Build ESXi vSwitches and Port-Groups
Each inter-switch link will require a vSwitch and a port-group. This will not work with a single vSwitch with multiple port-groups, we know because we tried this and failed miserably.
- Each vEOS management interface (Network adapter 1) will connect to the VM Network on vSwitch0
- vEOS-01 and vEOS-02 will connect on vSwitch1 with port-group PEER_LINK
- vEOS-02 and vEOS-03 will connect on vSwitch2 with port-group MLAG_LEFT
- vEOS-02 and vEOS-03 will connect on vSwitch3 with port-group MLAG_RIGHT
- vEOS-04 requires an additional vSwitch (vSwitch5) for its ISLs to vEOS-01 and vEOS-02 which will be created as part of this document in the steps that follow.
vSwitch configuration showing vEOS-01, vEOS-02, and vEOS-03.
Click on the ESXi host in the left hand navigation pane of vSphere.
- Click on the Configuration tab in the right hand work pane
- Choose Networking and Add Networking
- Choose Virtual Machine as the connection type
- Choose “Create a vSphere standard switch
- Do not assign any physical interfaces to the vSwitch
In the Port Group Properties
- Create a Network Label, for vEOS-04 we are calling it “MLAG_LEFT2”

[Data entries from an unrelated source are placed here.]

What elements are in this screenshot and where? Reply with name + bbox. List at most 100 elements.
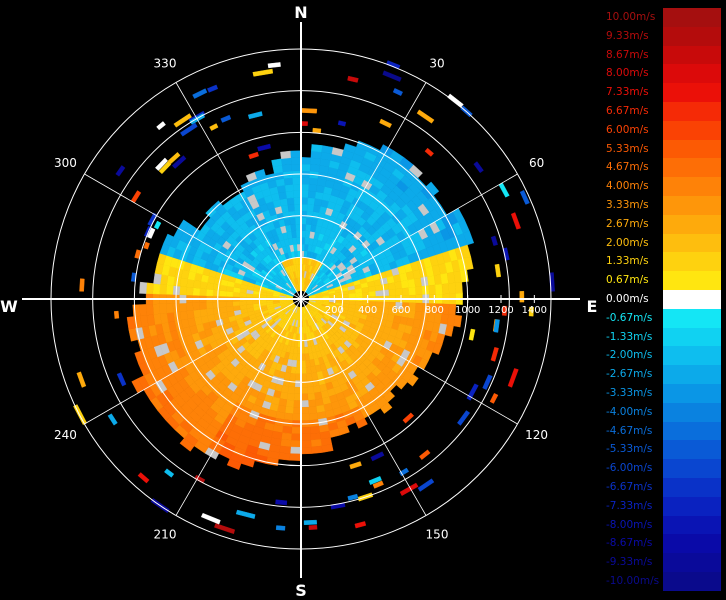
velocity-cell	[307, 190, 317, 199]
velocity-cell	[349, 461, 362, 470]
azimuth-label-330: 330	[154, 56, 177, 70]
color-legend: 10.00m/s 9.33m/s 8.67m/s 8.00m/s 7.33m/s 6.67…	[606, 8, 721, 592]
velocity-cell	[290, 157, 302, 165]
velocity-cell	[502, 247, 510, 261]
velocity-cell	[381, 289, 390, 297]
velocity-cell	[355, 292, 363, 298]
velocity-cell	[287, 386, 296, 395]
velocity-cell	[232, 305, 241, 312]
velocity-cell	[328, 295, 337, 299]
legend-label: -8.67m/s	[606, 537, 653, 550]
velocity-cell	[308, 412, 319, 421]
velocity-cell	[252, 300, 260, 305]
velocity-cell	[225, 290, 234, 297]
velocity-cell	[490, 347, 499, 362]
velocity-cell	[113, 310, 120, 319]
velocity-cell	[212, 307, 221, 315]
velocity-cell	[435, 283, 443, 295]
velocity-cell	[194, 474, 206, 484]
velocity-cell	[311, 445, 323, 454]
velocity-cell	[415, 286, 423, 296]
velocity-cell	[380, 402, 393, 414]
velocity-cell	[400, 279, 409, 289]
velocity-cell	[192, 302, 201, 311]
legend-swatch	[663, 177, 721, 197]
velocity-cell	[209, 123, 219, 131]
range-label-1000: 1000	[455, 305, 480, 316]
velocity-cell	[309, 164, 321, 173]
velocity-cell	[300, 190, 309, 198]
velocity-cell	[388, 288, 397, 297]
velocity-cell	[205, 288, 214, 297]
velocity-cell	[292, 237, 298, 245]
legend-swatch	[663, 553, 721, 573]
axis-lines	[22, 22, 580, 578]
velocity-cell	[145, 282, 154, 295]
legend-label: 4.67m/s	[606, 161, 649, 174]
velocity-cell	[107, 413, 118, 426]
velocity-cell	[300, 426, 311, 435]
legend-swatch	[663, 402, 721, 423]
velocity-cell	[300, 163, 311, 172]
velocity-cell	[379, 118, 392, 129]
velocity-cell	[291, 426, 302, 435]
azimuth-spoke	[300, 173, 518, 300]
velocity-cell	[305, 359, 311, 368]
velocity-cell	[283, 177, 294, 186]
velocity-cell	[278, 452, 291, 461]
legend-swatch	[663, 252, 721, 272]
legend-swatch	[663, 120, 721, 141]
velocity-cell	[387, 282, 396, 291]
azimuth-label-30: 30	[429, 56, 444, 70]
velocity-cell	[347, 493, 359, 501]
velocity-cell	[139, 281, 148, 294]
velocity-cell	[280, 150, 292, 159]
velocity-cell	[310, 157, 321, 166]
velocity-cell	[308, 177, 319, 186]
velocity-cell	[308, 184, 318, 192]
legend-swatch	[663, 365, 721, 385]
azimuth-spoke	[175, 298, 302, 516]
velocity-cell	[153, 272, 162, 285]
velocity-cell	[232, 300, 240, 307]
legend-label: -0.67m/s	[606, 311, 653, 324]
radar-plot: N E S W 30 60 120 150 210 240 300 330 200 400 600…	[0, 3, 597, 600]
velocity-cell	[286, 197, 295, 206]
legend-label: 2.00m/s	[606, 236, 649, 249]
legend-label: 2.67m/s	[606, 217, 649, 230]
velocity-cell	[289, 453, 302, 461]
velocity-cell	[284, 184, 294, 192]
legend-swatch	[663, 83, 721, 103]
velocity-cell	[381, 301, 390, 309]
velocity-cell	[375, 290, 383, 297]
velocity-cell	[145, 303, 154, 316]
legend-swatch	[663, 327, 721, 347]
legend-swatch	[663, 496, 721, 517]
legend-swatch	[663, 139, 721, 159]
azimuth-label-210: 210	[154, 528, 177, 542]
legend-swatch	[663, 8, 721, 28]
legend-swatch	[663, 45, 721, 65]
velocity-cell	[528, 306, 534, 317]
velocity-cell	[152, 283, 161, 295]
legend-label: -3.33m/s	[606, 387, 653, 399]
velocity-cell	[347, 75, 359, 83]
velocity-cell	[401, 287, 410, 296]
velocity-cell	[361, 286, 370, 293]
azimuth-label-300: 300	[54, 156, 77, 170]
velocity-cell	[293, 197, 302, 205]
legend-swatch	[663, 271, 721, 291]
velocity-cell	[115, 165, 126, 177]
legend-label: 8.67m/s	[606, 48, 649, 61]
velocity-cell	[300, 446, 313, 455]
legend-swatch	[663, 478, 721, 498]
legend-label: -6.00m/s	[606, 462, 653, 475]
velocity-cell	[457, 410, 471, 426]
velocity-cell	[374, 284, 383, 292]
velocity-cell	[116, 372, 127, 387]
legend-swatch	[663, 158, 721, 178]
legend-label: 1.33m/s	[606, 255, 649, 268]
velocity-cell	[267, 62, 281, 69]
velocity-cell	[186, 310, 195, 320]
velocity-cell	[292, 183, 302, 192]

- Change the VLAN ID to “All (4095)”
- Edit the vSwitch and change the MTU to 9000
- NOTE: Promiscuous Mode defaults to Reject. Some L3 configurations may require changing to accept. Some users report MLAG does not work without Promiscuous Mode set to accept on the peer-link
- Repeat these steps to add a vSwitch for the MLAG_RIGHT2 port-group
Make the port group assignments to vEOS-04 to connect it to the vSwitches
- Right click on vEOS-04 and edit settings
- Click Network adapter 2
- Select MLAG_LEFT2 under Network Label
- Check the box for “Connected” and “Connect at power on”
- Repeat using MLAG_RIGHT2 for Network adapter 3
- TIP: Uncheck “Connected” and “Connect at power on” for any adapters not currently in use
When completed your vSwitch configuration will look similar to this. Note: vSwitch4 in this configuration was created for a different project, don’t be concerned if your configuration uses different vSwitch numbers.
Adding additional network interfaces
Click Add under the Hardware tab
Choose E1000, leave Network label at default (VM Network in our case) Click next and finish.
Choose the correct Network label according to your vSwitch setup and connectivity. You may need to add another vSwitch.
vEOS can be run successfully on ESXi 5.5. ESXi enables larger configurations due to the capabilities of ESXi with respect to server class hardware containing many CPU cores and large quantities of memory. With this configuration a large vEOS topology can be constructed for lab testing L2 and L3 configurations and developing EOS extensions and scripts as well as training. With these instructions and a bit of patience you should be able to build a custom VM, configure the VM for use as a vEOS instance by attaching the Aboot and VMDK images. Finally, you should be able to interconnect the vEOS instances to fully leverage the capabilities of vEOS on ESXi 5.5.
Experimentation with Distributed Virtual Switches as interconnects for vEOS MLAG were largely a failure and not recommended by the author.